Should we be happy that he in particular has brought us these things? And what does that suggest? Does he mean that we already have another driver? That he’s not the only driver on this route, and we should be glad that he is still bringing us something, because he knows the other driver isn’t?
But maybe he wanted to say, “Be glad I still bring you anything.”
Has something caused a cutback in resupplying? Has there been a significant reduction in the number of drivers available and should we be glad he still comes? Is he virtually alone because no one else is willing to do the job? Because it’s too dangerous? Is there a strike going on or has a mutiny broken out?
Or was his rash outburst that we should be glad that he still brings us anything? And should we conclude that daily necessities are in short supply, that there is an even more pressing shortage than the shortage which has been in force for so long now? And is that why he came at night, to avoid attracting attention? With a ration that was considerably smaller than the previous one? Is that why he came with just one ration, so that if he was robbed, he would only lose the one, and was that why it took him so long to resupply everyone?

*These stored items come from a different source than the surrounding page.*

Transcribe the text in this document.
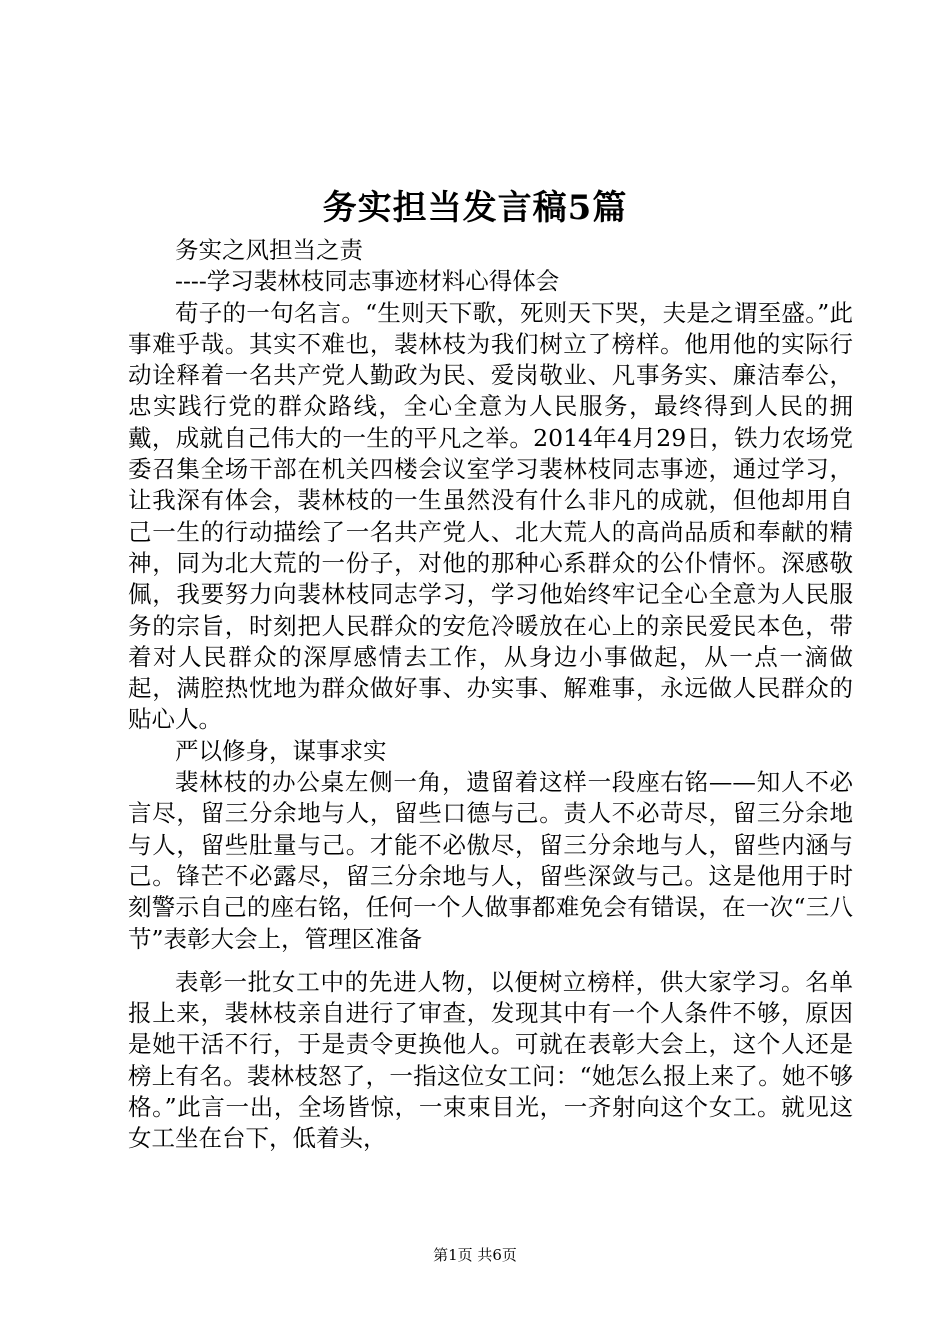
务实担当发言稿5篇

务实之风担当之责

----学习裴林枝同志事迹材料心得体会

荀子的一句名言。“生则天下歌，死则天下哭，夫是之谓至盛。”此事难乎哉。其实不难也，裴林枝为我们树立了榜样。他用他的实际行动诠释着一名共产党人勤政为民、爱岗敬业、凡事务实、廉洁奉公，忠实践行党的群众路线，全心全意为人民服务，最终得到人民的拥戴，成就自己伟大的一生的平凡之举。2014年4月29日，铁力农场党委召集全场干部在机关四楼会议室学习裴林枝同志事迹，通过学习，让我深有体会，裴林枝的一生虽然没有什么非凡的成就，但他却用自己一生的行动描绘了一名共产党人、北大荒人的高尚品质和奉献的精神，同为北大荒的一份子，对他的那种心系群众的公仆情怀。深感敬佩，我要努力向裴林枝同志学习，学习他始终牢记全心全意为人民服务的宗旨，时刻把人民群众的安危冷暖放在心上的亲民爱民本色，带着对人民群众的深厚感情去工作，从身边小事做起，从一点一滴做起，满腔热忱地为群众做好事、办实事、解难事，永远做人民群众的贴心人。

严以修身，谋事求实

裴林枝的办公桌左侧一角，遗留着这样一段座右铭——知人不必言尽，留三分余地与人，留些口德与己。责人不必苛尽，留三分余地与人，留些肚量与己。才能不必傲尽，留三分余地与人，留些内涵与己。锋芒不必露尽，留三分余地与人，留些深敛与己。这是他用于时刻警示自己的座右铭，任何一个人做事都难免会有错误，在一次“三八节”表彰大会上，管理区准备

表彰一批女工中的先进人物，以便树立榜样，供大家学习。名单报上来，裴林枝亲自进行了审查，发现其中有一个人条件不够，原因是她干活不行，于是责令更换他人。可就在表彰大会上，这个人还是榜上有名。裴林枝怒了，一指这位女工问：“她怎么报上来了。她不够格。”此言一出，全场皆惊，一束束目光，一齐射向这个女工。就见这女工坐在台下，低着头，

第1页 共6页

I lean back on the entrance gate, close to the crack, the whirlpool in my head making me dizzy.
I hear a cyclist.
I hear a cyclist, no doubt about it! Every cell in my body stirs. The cyclist is coming from far away and headed in this direction. I recognize the sound as if he or she cycles past here every day, although I’ve pressed my ear against the crack countless times since the exodus of the residents and never heard anyone or anything. And now this, in this city, a cyclist, unmistakable. With each turn of the pedals, the chain scrapes over the chain guard, making an almost ringing sound, and when he or she is at the level of the entrance gate, I hear the groaning springs of what sounds like an old-fashioned bike seat, maybe a large one, a lady’s seat. I press my face against the crack. Vaguely I make out the wall tapering up to the street with the shadow of the tree above it: nothing else. But still I am certain that he or she is not cycling on this side, but on the other side, against the normal direction of the traffic, or at least in the middle of the deserted street. I listen for perhaps a full minute, until the rattling dies away and only the hum of the lighting is left.